En ningún caso y de ninguna manera.

La violación de ese secreto no estaba permitida ni siquiera en caso de amenaza de muerte al confesor u otros. El sacerdote que violaba el secreto confesional se arriesgaba a la excomunión automática latae sententiae, que sólo podía ser revocada por el Papa. En el curso del tiempo, rara vez un pontífice lo había hecho.

Si el pecado era un acto criminal, el confesor podía sugerir o imponer al penitente, como condición indispensable para la absolución, que se entregara a las autoridades. Y hasta allí llegaba lo que podía hacer. Y, sobre todo, no podía informar directamente a la policía, ni siquiera en modo indirecto.

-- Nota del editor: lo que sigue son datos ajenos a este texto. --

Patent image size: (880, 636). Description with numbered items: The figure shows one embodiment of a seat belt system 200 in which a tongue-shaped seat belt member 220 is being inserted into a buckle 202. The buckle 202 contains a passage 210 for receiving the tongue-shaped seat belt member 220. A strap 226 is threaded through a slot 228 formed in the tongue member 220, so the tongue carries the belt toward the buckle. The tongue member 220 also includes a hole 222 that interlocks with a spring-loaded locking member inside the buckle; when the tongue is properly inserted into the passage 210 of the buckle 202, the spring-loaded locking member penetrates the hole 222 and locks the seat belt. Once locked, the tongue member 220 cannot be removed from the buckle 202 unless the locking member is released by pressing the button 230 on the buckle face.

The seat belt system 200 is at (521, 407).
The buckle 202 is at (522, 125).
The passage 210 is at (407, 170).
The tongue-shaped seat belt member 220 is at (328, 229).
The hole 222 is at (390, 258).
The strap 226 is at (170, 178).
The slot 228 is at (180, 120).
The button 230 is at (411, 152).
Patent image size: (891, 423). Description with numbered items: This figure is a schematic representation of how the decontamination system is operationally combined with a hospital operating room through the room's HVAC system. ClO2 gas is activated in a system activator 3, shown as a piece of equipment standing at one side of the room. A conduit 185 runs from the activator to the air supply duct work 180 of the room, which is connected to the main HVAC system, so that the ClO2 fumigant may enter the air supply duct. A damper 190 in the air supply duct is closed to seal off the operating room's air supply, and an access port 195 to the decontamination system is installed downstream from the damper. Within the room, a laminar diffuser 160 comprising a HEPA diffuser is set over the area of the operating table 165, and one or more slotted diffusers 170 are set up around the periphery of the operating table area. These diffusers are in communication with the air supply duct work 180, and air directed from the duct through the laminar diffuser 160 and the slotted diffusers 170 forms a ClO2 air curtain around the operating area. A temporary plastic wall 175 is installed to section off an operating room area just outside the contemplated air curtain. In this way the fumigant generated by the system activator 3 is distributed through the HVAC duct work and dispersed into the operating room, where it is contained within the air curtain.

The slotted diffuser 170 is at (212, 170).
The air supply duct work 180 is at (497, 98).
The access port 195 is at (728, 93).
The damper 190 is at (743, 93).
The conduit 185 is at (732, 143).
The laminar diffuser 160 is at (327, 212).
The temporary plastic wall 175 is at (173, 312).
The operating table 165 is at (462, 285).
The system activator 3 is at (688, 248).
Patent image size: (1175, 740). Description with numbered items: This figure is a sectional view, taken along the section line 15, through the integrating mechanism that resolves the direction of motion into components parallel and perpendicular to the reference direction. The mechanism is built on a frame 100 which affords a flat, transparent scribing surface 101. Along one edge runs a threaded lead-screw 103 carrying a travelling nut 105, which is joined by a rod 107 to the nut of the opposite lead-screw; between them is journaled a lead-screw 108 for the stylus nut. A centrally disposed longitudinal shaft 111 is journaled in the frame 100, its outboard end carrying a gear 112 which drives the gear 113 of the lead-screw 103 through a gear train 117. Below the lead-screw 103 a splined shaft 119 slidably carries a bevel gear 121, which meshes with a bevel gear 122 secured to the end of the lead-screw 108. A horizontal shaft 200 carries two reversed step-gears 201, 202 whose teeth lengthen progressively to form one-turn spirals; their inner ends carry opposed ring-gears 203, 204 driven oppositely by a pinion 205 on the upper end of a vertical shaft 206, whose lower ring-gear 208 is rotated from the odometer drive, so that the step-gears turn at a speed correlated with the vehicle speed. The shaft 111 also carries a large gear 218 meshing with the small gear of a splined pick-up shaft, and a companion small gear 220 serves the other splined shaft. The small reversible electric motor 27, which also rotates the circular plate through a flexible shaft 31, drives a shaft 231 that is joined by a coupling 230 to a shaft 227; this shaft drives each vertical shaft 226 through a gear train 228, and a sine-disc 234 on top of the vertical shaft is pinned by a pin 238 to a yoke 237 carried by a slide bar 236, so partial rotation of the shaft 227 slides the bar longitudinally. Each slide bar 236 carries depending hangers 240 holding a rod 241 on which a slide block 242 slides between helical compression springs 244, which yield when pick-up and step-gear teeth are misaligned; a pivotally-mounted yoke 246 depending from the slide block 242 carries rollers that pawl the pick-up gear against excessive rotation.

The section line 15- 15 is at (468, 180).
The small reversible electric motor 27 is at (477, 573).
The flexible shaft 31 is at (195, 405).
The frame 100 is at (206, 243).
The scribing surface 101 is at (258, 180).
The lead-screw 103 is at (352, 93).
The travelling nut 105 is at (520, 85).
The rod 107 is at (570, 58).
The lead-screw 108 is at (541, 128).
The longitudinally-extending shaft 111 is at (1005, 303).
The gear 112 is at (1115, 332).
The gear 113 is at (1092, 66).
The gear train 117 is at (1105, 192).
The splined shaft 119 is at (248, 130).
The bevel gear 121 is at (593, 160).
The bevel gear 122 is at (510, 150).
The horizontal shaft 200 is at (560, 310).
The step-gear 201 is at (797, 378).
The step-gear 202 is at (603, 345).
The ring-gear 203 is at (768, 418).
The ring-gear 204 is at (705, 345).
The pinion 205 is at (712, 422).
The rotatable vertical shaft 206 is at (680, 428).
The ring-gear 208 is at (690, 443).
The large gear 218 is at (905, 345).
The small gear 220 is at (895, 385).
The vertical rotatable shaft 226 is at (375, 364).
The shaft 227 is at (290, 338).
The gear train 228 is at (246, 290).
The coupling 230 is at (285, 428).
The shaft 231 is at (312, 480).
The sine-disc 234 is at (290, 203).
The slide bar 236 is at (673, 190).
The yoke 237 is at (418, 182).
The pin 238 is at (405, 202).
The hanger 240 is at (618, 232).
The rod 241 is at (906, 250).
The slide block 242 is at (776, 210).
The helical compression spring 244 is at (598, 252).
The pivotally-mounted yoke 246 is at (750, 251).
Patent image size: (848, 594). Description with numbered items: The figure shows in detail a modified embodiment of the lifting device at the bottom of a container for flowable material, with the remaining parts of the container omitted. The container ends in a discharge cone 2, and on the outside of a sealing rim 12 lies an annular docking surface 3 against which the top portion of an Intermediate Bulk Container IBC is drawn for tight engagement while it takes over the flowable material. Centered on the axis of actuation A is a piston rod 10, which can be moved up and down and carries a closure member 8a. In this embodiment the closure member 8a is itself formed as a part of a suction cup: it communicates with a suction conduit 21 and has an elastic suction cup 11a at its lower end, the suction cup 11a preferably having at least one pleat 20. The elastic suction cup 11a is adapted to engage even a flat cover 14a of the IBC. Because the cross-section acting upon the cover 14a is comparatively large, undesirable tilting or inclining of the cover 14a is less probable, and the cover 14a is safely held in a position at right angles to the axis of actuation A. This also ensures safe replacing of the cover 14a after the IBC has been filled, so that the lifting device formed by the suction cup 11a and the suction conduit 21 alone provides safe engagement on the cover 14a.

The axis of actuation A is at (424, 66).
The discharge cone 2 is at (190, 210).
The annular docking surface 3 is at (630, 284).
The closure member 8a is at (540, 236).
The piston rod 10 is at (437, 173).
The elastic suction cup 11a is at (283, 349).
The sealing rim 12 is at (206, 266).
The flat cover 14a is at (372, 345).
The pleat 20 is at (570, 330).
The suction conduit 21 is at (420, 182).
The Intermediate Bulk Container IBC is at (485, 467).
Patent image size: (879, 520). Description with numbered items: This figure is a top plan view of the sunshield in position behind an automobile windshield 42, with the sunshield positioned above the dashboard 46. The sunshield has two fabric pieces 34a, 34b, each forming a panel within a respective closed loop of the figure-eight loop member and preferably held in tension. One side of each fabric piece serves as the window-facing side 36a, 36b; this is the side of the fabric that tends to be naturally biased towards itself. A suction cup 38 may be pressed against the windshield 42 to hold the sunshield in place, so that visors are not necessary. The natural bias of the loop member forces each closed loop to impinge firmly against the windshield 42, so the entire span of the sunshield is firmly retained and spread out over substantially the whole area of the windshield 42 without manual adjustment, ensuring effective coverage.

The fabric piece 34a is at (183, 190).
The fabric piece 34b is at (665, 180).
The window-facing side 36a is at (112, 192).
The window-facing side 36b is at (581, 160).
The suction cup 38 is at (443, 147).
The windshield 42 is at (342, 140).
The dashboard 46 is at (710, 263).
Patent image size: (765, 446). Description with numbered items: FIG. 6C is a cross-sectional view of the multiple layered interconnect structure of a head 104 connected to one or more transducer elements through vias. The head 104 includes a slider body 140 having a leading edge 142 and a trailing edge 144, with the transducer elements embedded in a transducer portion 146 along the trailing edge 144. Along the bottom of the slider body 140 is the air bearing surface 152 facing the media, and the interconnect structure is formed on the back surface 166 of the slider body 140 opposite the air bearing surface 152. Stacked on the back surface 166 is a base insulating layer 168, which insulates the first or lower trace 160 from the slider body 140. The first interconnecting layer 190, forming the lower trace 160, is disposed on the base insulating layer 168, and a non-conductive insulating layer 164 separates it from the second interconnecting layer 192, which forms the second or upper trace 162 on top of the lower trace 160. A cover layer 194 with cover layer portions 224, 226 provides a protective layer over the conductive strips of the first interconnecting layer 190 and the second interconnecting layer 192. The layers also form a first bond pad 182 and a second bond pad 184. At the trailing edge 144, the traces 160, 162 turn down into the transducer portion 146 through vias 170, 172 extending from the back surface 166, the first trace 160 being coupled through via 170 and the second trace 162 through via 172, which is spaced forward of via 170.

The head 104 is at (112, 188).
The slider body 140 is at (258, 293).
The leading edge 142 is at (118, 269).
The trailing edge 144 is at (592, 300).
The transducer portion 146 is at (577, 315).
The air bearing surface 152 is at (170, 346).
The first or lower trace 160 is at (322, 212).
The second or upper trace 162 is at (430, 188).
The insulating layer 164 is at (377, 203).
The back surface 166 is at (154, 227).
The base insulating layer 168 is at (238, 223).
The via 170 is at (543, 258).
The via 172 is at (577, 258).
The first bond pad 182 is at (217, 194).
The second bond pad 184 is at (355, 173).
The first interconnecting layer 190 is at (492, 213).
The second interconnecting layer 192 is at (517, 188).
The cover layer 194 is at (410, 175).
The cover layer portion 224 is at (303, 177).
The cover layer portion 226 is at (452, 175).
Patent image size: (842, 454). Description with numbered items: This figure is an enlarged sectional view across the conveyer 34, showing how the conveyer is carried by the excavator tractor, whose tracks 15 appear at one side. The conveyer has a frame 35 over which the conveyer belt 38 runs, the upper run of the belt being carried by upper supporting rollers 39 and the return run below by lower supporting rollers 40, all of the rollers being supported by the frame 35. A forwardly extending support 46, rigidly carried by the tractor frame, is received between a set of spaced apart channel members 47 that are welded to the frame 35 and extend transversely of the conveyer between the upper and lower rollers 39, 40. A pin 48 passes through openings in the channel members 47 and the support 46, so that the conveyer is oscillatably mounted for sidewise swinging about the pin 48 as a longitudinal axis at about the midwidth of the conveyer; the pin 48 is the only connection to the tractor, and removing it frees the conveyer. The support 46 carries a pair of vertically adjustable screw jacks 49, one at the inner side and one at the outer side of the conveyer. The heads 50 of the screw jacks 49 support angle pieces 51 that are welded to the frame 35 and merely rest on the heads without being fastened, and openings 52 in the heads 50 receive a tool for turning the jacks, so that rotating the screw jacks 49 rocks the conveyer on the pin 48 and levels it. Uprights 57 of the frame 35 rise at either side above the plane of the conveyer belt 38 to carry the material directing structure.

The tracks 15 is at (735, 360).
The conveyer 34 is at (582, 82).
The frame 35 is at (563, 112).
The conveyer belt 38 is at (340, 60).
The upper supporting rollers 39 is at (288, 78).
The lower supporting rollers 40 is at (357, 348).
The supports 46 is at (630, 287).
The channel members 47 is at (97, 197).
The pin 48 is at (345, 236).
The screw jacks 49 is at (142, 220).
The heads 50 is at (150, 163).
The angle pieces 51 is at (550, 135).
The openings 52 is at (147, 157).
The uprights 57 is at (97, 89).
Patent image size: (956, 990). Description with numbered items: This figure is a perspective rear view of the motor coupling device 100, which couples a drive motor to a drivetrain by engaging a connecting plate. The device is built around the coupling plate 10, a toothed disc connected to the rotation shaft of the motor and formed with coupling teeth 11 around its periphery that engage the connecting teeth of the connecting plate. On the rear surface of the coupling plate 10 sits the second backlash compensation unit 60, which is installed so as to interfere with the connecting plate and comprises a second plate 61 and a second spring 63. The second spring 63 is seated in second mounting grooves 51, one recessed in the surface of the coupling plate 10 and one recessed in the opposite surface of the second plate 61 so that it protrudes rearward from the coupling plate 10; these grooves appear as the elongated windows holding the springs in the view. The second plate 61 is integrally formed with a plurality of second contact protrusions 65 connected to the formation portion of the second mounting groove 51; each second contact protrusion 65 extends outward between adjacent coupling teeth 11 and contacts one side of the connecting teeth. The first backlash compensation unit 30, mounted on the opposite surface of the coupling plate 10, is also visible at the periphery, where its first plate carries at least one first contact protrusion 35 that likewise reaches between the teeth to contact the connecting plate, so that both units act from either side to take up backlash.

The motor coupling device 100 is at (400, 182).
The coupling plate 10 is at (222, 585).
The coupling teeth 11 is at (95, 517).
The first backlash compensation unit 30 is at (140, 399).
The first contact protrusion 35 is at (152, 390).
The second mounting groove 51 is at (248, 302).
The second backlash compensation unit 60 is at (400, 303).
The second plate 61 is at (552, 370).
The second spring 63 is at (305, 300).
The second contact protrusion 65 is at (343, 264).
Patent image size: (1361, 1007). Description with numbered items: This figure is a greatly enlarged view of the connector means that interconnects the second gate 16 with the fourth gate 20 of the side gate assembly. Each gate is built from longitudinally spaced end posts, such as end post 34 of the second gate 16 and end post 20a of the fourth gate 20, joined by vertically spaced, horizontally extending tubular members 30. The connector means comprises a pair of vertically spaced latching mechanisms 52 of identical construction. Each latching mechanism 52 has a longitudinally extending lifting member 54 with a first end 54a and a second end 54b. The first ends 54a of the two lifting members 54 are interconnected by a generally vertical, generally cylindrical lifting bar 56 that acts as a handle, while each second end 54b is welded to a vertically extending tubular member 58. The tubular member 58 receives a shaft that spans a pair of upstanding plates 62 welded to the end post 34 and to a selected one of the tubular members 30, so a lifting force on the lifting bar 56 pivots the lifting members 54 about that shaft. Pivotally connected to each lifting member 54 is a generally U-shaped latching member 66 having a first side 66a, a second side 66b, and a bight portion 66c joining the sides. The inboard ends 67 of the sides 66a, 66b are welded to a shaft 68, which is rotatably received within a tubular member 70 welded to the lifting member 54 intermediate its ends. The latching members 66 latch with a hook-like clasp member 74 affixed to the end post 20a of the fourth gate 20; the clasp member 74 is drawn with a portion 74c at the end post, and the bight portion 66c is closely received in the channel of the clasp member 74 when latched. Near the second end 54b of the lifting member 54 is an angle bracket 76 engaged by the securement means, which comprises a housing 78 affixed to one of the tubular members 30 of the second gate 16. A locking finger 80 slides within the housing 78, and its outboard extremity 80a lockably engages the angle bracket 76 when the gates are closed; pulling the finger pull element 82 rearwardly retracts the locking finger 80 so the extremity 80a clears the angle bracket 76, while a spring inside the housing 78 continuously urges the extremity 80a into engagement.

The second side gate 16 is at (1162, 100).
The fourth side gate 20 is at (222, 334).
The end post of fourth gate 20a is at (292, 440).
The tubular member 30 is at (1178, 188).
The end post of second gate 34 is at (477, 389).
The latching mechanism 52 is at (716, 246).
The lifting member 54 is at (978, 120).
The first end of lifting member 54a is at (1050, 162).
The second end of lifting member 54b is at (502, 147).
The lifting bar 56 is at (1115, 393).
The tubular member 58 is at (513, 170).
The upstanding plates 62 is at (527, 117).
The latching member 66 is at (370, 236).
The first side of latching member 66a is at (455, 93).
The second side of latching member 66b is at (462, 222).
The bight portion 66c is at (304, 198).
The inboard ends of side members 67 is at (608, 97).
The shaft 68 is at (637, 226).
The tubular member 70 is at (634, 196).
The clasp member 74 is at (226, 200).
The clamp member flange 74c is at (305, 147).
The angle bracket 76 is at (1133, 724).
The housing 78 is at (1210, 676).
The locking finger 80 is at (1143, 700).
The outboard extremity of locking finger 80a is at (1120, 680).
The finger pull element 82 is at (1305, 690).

Había casos en que una parte de la confesión podía ser revelada a otros, pero siempre con el permiso de la persona interesada y siempre que se ocultara su identidad. Esto era válido para algunos pecados, aquellos que no podían perdonarse sin la autorización del obispo o el Papa. De todos modos, todo esto requería una condición determinante: el pedido de absolución debía ser consecuencia del arrepentimiento, del deseo de liberar el alma de un peso insostenible. En este caso, el padre McKean no se encontraba frente a uno u otro.

Aquel hombre le había declarado la guerra a la sociedad.

Destruiría y cosecharía víctimas, haría derramar lágrimas, proporcionaría dolor y desesperación. Y lo haría con la determinación del dios que en sus ensoñaciones decía ser, el dios que destruía ciudades y aplastaba ejércitos, cuando la ley era todavía la del talión.

Después de ese cambio de palabras con John en el patio, para no explayarse en difíciles explicaciones, el padre McKean se dirigió a la cocina. Hasta donde pudo, se puso la mejor máscara y entró en el refectorio para comer con los chicos, que se mostraron contentos de tenerlo con ellos para la pequeña fiesta dominical.

Pero algunos no se habían llamado a engaño. En primer lugar la señora Carraro. Y en medio del caos, risotadas, comentarios y chistes alrededor de la mesa, un par de chicos lo entendieron. Katy Grande, una chica de diecisiete años con una graciosa naricita pecosa, y Hugo Sael, otro huésped de Joy siempre muy consciente del mundo que lo rodeaba, lo miraban cada tanto con aire de interrogación, como preguntándose dónde se había escondido el padre McKean que conocían.

Por la tarde, cuando casi todos estaban en el jardín disfrutando del espléndido día de sol, se le acercaron Vivien y Sundance.

Si la chica estaba disgustada por la suspensión del concierto, no se le notaba. Estaba serena y parecía feliz de volver a Joy.